Sanjeev Sharma
Tribune News Service
New Delhi, December 19
While patting itself on the back for a turnaround in economic fundamentals — after the new government took over — which will lead to a GDP growth rate of 5.5 per cent this fiscal, the Mid-Year Economic Review of the Finance Ministry has cautioned that lower revenue collections and legacy expenditure pose a risk to fiscal numbers. It has advocated higher public spending in infrastructure.
“Investment is yet to pick up significantly. But on the upside, inflation has come down dramatically. The year (2014-15) could end with growth around 5.5 per cent,” the review tabled in Parliament said. The mid-year economic analysis prepared by Chief Economic Adviser Arvind Subramanian said that there has been a striking turnaround in India’s macro-economy and investor sentiment since the government took over that was reflected in lower inflation, a lower current account deficit, surging capital inflows and stock market valuations and the bottoming out of the growth deceleration seen for nearly three years.

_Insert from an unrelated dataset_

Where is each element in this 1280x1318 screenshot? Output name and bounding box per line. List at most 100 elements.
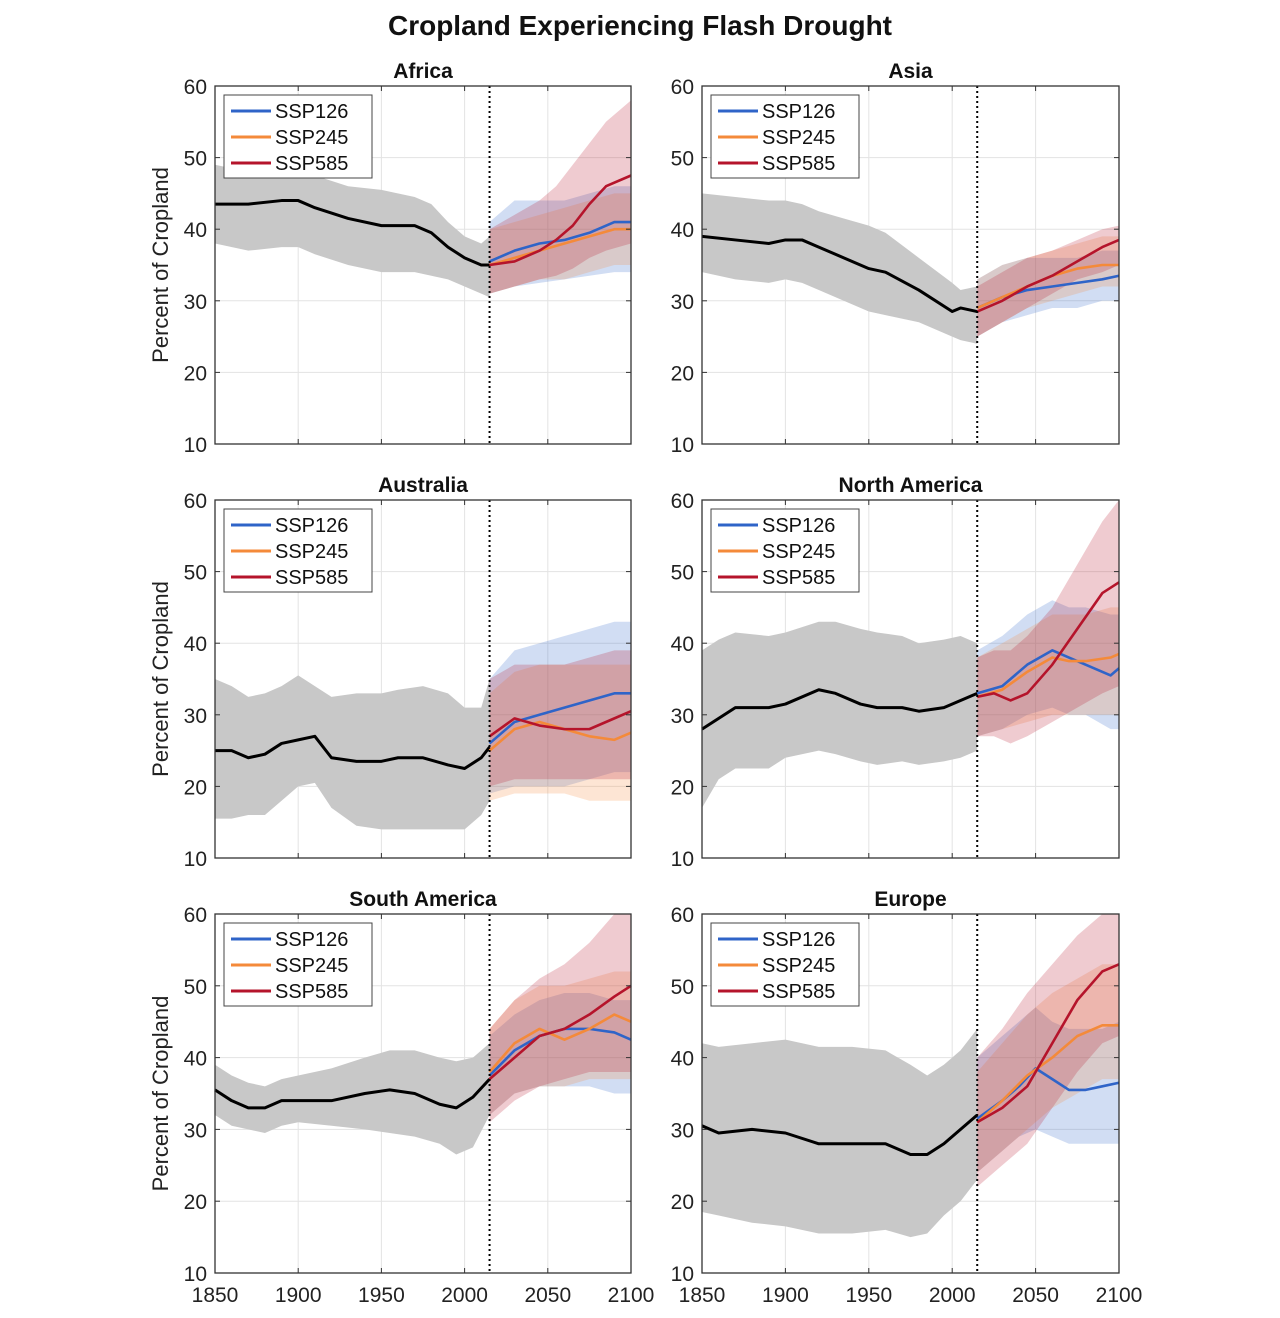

“India is, and is perceived as, one of the sparks of the global economy. Underlying this change is the election of a new government with a relatively unencumbered political mandate for decisive economic change,” it said.
The review notes that the government is firmly committed to meeting its fiscal deficit target of 4.1 per cent for this year. However, it has pointed out challenges, including the economy growing slower than expected affecting revenue growth, the optimistic revenue projections in the budget not having materialised and the legacy of past expenditures weighing on the budget.